La experiencia es el camino más seguro hacia el
éxito, pero adquirirla depende de haber fracasado lo suficiente. Aprender donde
hemos tenido éxito es muy raro. Aun así, si los fracasos no se comprenden se repetirán sin
capitalizarse como experiencia.
Para aprender a tomar decisiones hay que
tomarlas. Y tanto mejor cuanto más temprano se deba decidir en la vida, sobre
todo porque tomamos las principales decisiones siendo muy jóvenes –qué cosas
estudiar, en qué trabajar, si aceptar o no tal o cual trabajo, si formar o no
pareja, si tener o no tener hijos, si ahorrar o consumir, si tomar créditos que nos obliguen a
mantener un trabajo o a vivir en un lugar que no nos gusta-. Este pequeño
puñado de decisiones condiciona nuestro destino. El lugar al que lleguemos
depende de los caminos que hayamos elegido.
La mejor forma de amar a los niños es
permitirles decidir. Decidirán sobre problemas pequeños, muchas veces
reversibles. Aprenderán de las frustraciones. Equivocarse es el mejor camino
para adquirir seguridad. Cuando un avión se cae se refuerzan los mecanismos de
seguridad, y cada vez son más raros los accidentes aéreos.
Madurar es aprender a tolerar las
equivocaciones. El que se equivoca poco es porque “no se juega la piel”.
Decidir es enfrentar la hoja en blanco, no usar el GPS para vivir.
Se puede vivir sin tomar decisiones. Los otros
las tomarán por nosotros. Trabajar por un salario o seguir siempre a la mayoría
son formas de vivir sin decidir, formas de evitar frustraciones.
La decisión nos hace singulares, algo extremadamente difícil para seres preparados para agradar al grupo, que siempre habita en nuestra voz interior.
Decidir es dejar cosas de lado, es renunciar.

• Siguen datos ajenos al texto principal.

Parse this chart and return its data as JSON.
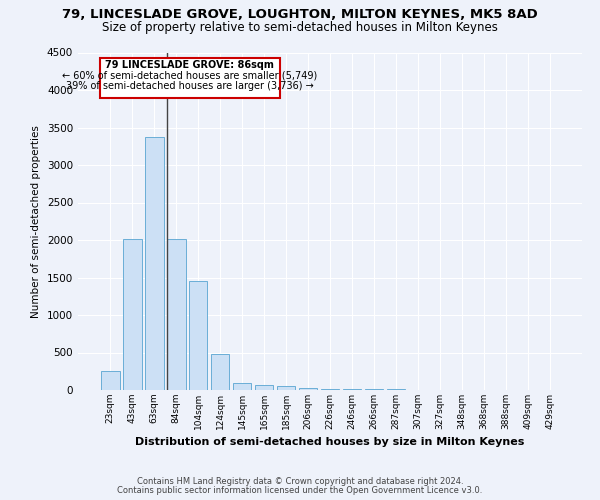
{
  "title1": "79, LINCESLADE GROVE, LOUGHTON, MILTON KEYNES, MK5 8AD",
  "title2": "Size of property relative to semi-detached houses in Milton Keynes",
  "xlabel": "Distribution of semi-detached houses by size in Milton Keynes",
  "ylabel": "Number of semi-detached properties",
  "categories": [
    "23sqm",
    "43sqm",
    "63sqm",
    "84sqm",
    "104sqm",
    "124sqm",
    "145sqm",
    "165sqm",
    "185sqm",
    "206sqm",
    "226sqm",
    "246sqm",
    "266sqm",
    "287sqm",
    "307sqm",
    "327sqm",
    "348sqm",
    "368sqm",
    "388sqm",
    "409sqm",
    "429sqm"
  ],
  "values": [
    250,
    2020,
    3370,
    2020,
    1460,
    480,
    100,
    65,
    55,
    30,
    20,
    15,
    10,
    8,
    5,
    4,
    3,
    2,
    2,
    1,
    1
  ],
  "bar_color": "#cce0f5",
  "bar_edge_color": "#6aaed6",
  "annotation_text1": "79 LINCESLADE GROVE: 86sqm",
  "annotation_text2": "← 60% of semi-detached houses are smaller (5,749)",
  "annotation_text3": "39% of semi-detached houses are larger (3,736) →",
  "box_color": "#cc0000",
  "ylim": [
    0,
    4500
  ],
  "yticks": [
    0,
    500,
    1000,
    1500,
    2000,
    2500,
    3000,
    3500,
    4000,
    4500
  ],
  "footer1": "Contains HM Land Registry data © Crown copyright and database right 2024.",
  "footer2": "Contains public sector information licensed under the Open Government Licence v3.0.",
  "bg_color": "#eef2fa",
  "grid_color": "#ffffff",
  "title1_fontsize": 9.5,
  "title2_fontsize": 8.5
}
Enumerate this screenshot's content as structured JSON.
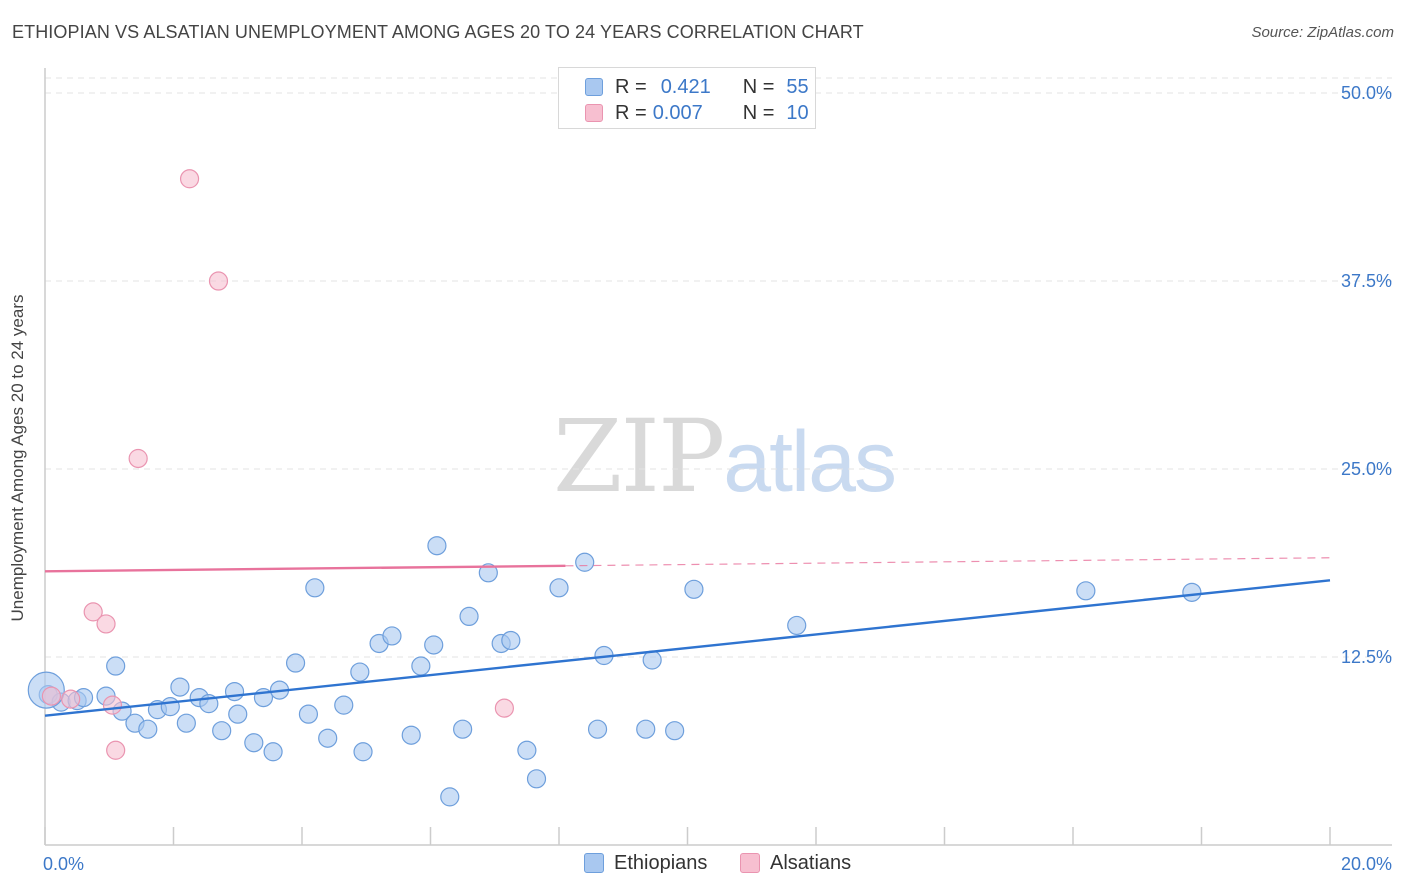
{
  "title": "ETHIOPIAN VS ALSATIAN UNEMPLOYMENT AMONG AGES 20 TO 24 YEARS CORRELATION CHART",
  "source": "Source: ZipAtlas.com",
  "watermark": {
    "zip": "ZIP",
    "atlas": "atlas"
  },
  "legend_top": {
    "rows": [
      {
        "r_label": "R =",
        "r_value": "0.421",
        "n_label": "N =",
        "n_value": "55"
      },
      {
        "r_label": "R =",
        "r_value": "0.007",
        "n_label": "N =",
        "n_value": "10"
      }
    ]
  },
  "legend_bottom": [
    "Ethiopians",
    "Alsatians"
  ],
  "chart_data": {
    "type": "scatter",
    "title": "ETHIOPIAN VS ALSATIAN UNEMPLOYMENT AMONG AGES 20 TO 24 YEARS CORRELATION CHART",
    "xlabel": "",
    "ylabel": "Unemployment Among Ages 20 to 24 years",
    "xlim": [
      0,
      20
    ],
    "ylim": [
      0,
      51
    ],
    "x_tick_labels": [
      "0.0%",
      "20.0%"
    ],
    "y_ticks": [
      12.5,
      25.0,
      37.5,
      50.0
    ],
    "y_tick_labels": [
      "12.5%",
      "25.0%",
      "37.5%",
      "50.0%"
    ],
    "grid": true,
    "colors": {
      "ethiopians_fill": "#a9c8f0",
      "ethiopians_stroke": "#6e9fdc",
      "ethiopians_line": "#2f74d0",
      "alsatians_fill": "#f7bfd0",
      "alsatians_stroke": "#ea94b0",
      "alsatians_line": "#e8739c",
      "tick_label": "#3c78c8",
      "grid": "#e3e3e3",
      "axis": "#cccccc"
    },
    "series": [
      {
        "name": "Ethiopians",
        "trend": {
          "x": [
            0,
            20
          ],
          "y": [
            8.6,
            17.6
          ],
          "dashed_from": null
        },
        "points": [
          [
            0.05,
            10.0
          ],
          [
            0.25,
            9.5
          ],
          [
            0.5,
            9.6
          ],
          [
            0.6,
            9.8
          ],
          [
            0.95,
            9.9
          ],
          [
            1.1,
            11.9
          ],
          [
            1.2,
            8.9
          ],
          [
            1.4,
            8.1
          ],
          [
            1.6,
            7.7
          ],
          [
            1.75,
            9.0
          ],
          [
            1.95,
            9.2
          ],
          [
            2.1,
            10.5
          ],
          [
            2.2,
            8.1
          ],
          [
            2.4,
            9.8
          ],
          [
            2.55,
            9.4
          ],
          [
            2.75,
            7.6
          ],
          [
            2.95,
            10.2
          ],
          [
            3.0,
            8.7
          ],
          [
            3.25,
            6.8
          ],
          [
            3.4,
            9.8
          ],
          [
            3.55,
            6.2
          ],
          [
            3.65,
            10.3
          ],
          [
            3.9,
            12.1
          ],
          [
            4.1,
            8.7
          ],
          [
            4.2,
            17.1
          ],
          [
            4.4,
            7.1
          ],
          [
            4.65,
            9.3
          ],
          [
            4.9,
            11.5
          ],
          [
            4.95,
            6.2
          ],
          [
            5.2,
            13.4
          ],
          [
            5.4,
            13.9
          ],
          [
            5.7,
            7.3
          ],
          [
            5.85,
            11.9
          ],
          [
            6.05,
            13.3
          ],
          [
            6.1,
            19.9
          ],
          [
            6.3,
            3.2
          ],
          [
            6.5,
            7.7
          ],
          [
            6.6,
            15.2
          ],
          [
            6.9,
            18.1
          ],
          [
            7.1,
            13.4
          ],
          [
            7.25,
            13.6
          ],
          [
            7.5,
            6.3
          ],
          [
            7.65,
            4.4
          ],
          [
            8.0,
            17.1
          ],
          [
            8.4,
            18.8
          ],
          [
            8.6,
            7.7
          ],
          [
            8.7,
            12.6
          ],
          [
            9.35,
            7.7
          ],
          [
            9.45,
            12.3
          ],
          [
            9.8,
            7.6
          ],
          [
            10.1,
            17.0
          ],
          [
            11.7,
            14.6
          ],
          [
            16.2,
            16.9
          ],
          [
            17.85,
            16.8
          ],
          [
            0.02,
            10.3
          ]
        ]
      },
      {
        "name": "Alsatians",
        "trend": {
          "x": [
            0,
            20
          ],
          "y": [
            18.2,
            19.1
          ],
          "dashed_from": 8.1
        },
        "points": [
          [
            0.1,
            9.9
          ],
          [
            0.4,
            9.7
          ],
          [
            0.75,
            15.5
          ],
          [
            0.95,
            14.7
          ],
          [
            1.05,
            9.3
          ],
          [
            1.1,
            6.3
          ],
          [
            1.45,
            25.7
          ],
          [
            2.25,
            44.3
          ],
          [
            2.7,
            37.5
          ],
          [
            7.15,
            9.1
          ]
        ]
      }
    ]
  }
}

Dejar abiertas todas las opciones cierra más puertas de las que abre. El tiempo
de vida es corto, no tenemos la cantidad suficiente de iteraciones para encontrar
el mejor camino. Es más doloroso el arrepentimiento por no haber decidido que
por haberse equivocado.
Para decidir se debe fijar límites, reconocer
la propia ignorancia, definir los alcances de lo que se sabe, de lo que se cree
que se sabe, de lo que no se sabe que no se sabe, y de lo que no se sabe que se
sabe. Implica hacer juicios con la humildad de que toda decisión es incompleta,
que abre paso a una incertidumbre inerradicable.
La decisión nos enfrenta a nuestra propia contingencia,
a la vez que al temor frente a la libertad de hacernos cargo de nuestra vida.
Cuando los dioses nos dieron la razón, también
nos dieron la maldición de tener que aprender el arte de decidir.